Besides the AGMs and cluster bombs, the Hog could carry an assortment of conventional iron— unguided, straight-at-you blowup bombs. But in the opinion of most Hog drivers, the plane’s fiercest weapon wasn’t its bombs. It was the GAU-8/A Avenger cannon that sat in the plane’s chin. The Gatling gun could deliver as many as four thousand rounds per minute; during a typical three or four second burst more than a hundred peas of Uranium and high explosive darted from the revolving barrels. The plane had been designed around the huge gun; the weapon was so awesome it could literally make the Hog stand still in the air as it was fired.
The one thing the Hog couldn’t do was go fast. Doberman had the stops out and he was barely making 350 knots. And without an autopilot, the plane demanded at least a modicum of attention at all times.
Still, as he climbed through the Saudi sky en route to a pit stop north at King Khalid Military City, the pilot’s mind started to wander. This part of the mission, staging out to Al Jouf before heading into Iraq, was very plain-Jane, as close to boring as you could get in a war zone. Inevitably, his thoughts shambled back to the card game and to Tinman’s idiotic cross.

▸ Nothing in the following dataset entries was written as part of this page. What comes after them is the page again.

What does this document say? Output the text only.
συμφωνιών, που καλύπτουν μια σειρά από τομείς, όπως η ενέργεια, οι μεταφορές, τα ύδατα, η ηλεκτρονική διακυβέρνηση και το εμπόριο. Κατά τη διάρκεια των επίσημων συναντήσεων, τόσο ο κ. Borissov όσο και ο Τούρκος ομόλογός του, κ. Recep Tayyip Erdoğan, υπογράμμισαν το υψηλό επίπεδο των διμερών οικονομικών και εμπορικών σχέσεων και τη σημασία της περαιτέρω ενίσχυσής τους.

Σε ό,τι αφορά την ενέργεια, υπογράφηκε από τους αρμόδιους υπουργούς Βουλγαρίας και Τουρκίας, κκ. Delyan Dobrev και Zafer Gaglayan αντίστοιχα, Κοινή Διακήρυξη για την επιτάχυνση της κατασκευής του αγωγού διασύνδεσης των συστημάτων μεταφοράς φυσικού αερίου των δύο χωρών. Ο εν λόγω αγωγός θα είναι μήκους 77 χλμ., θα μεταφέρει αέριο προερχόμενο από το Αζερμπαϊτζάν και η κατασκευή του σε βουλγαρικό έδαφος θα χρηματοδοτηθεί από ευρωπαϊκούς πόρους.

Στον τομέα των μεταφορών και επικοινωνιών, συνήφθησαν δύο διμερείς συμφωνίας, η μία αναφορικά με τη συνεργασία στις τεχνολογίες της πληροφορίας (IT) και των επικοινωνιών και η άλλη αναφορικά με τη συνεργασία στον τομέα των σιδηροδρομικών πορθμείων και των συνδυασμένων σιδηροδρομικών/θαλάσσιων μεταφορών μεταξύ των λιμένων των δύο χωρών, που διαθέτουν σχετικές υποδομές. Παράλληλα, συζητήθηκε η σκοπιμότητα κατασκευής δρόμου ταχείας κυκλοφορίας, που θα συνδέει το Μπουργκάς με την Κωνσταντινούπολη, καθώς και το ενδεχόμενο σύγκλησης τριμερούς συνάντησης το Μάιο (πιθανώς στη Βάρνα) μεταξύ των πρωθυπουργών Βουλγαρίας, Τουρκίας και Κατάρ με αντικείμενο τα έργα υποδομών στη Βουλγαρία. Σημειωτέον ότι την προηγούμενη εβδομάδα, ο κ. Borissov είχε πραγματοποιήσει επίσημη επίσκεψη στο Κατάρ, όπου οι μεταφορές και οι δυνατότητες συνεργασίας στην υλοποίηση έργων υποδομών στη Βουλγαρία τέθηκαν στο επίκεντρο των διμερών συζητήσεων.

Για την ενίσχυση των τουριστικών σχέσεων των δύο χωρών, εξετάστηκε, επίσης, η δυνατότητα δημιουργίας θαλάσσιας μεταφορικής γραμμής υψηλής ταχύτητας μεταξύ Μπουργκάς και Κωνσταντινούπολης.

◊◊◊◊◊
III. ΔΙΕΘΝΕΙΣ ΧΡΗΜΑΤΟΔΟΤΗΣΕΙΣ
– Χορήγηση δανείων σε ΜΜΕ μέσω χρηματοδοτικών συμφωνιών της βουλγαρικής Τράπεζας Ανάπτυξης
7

A lot of the crew members and even a few pilots were heavily superstitious, he knew, but you had to draw the line somewhere.
Luck. Luck was some magic BB with his name on it sailing out from Iraq a zillion miles away and managing to nail him. Luck was something flaky happening with the engine in level flight, which in his experience was almost as likely as the magic BB shot.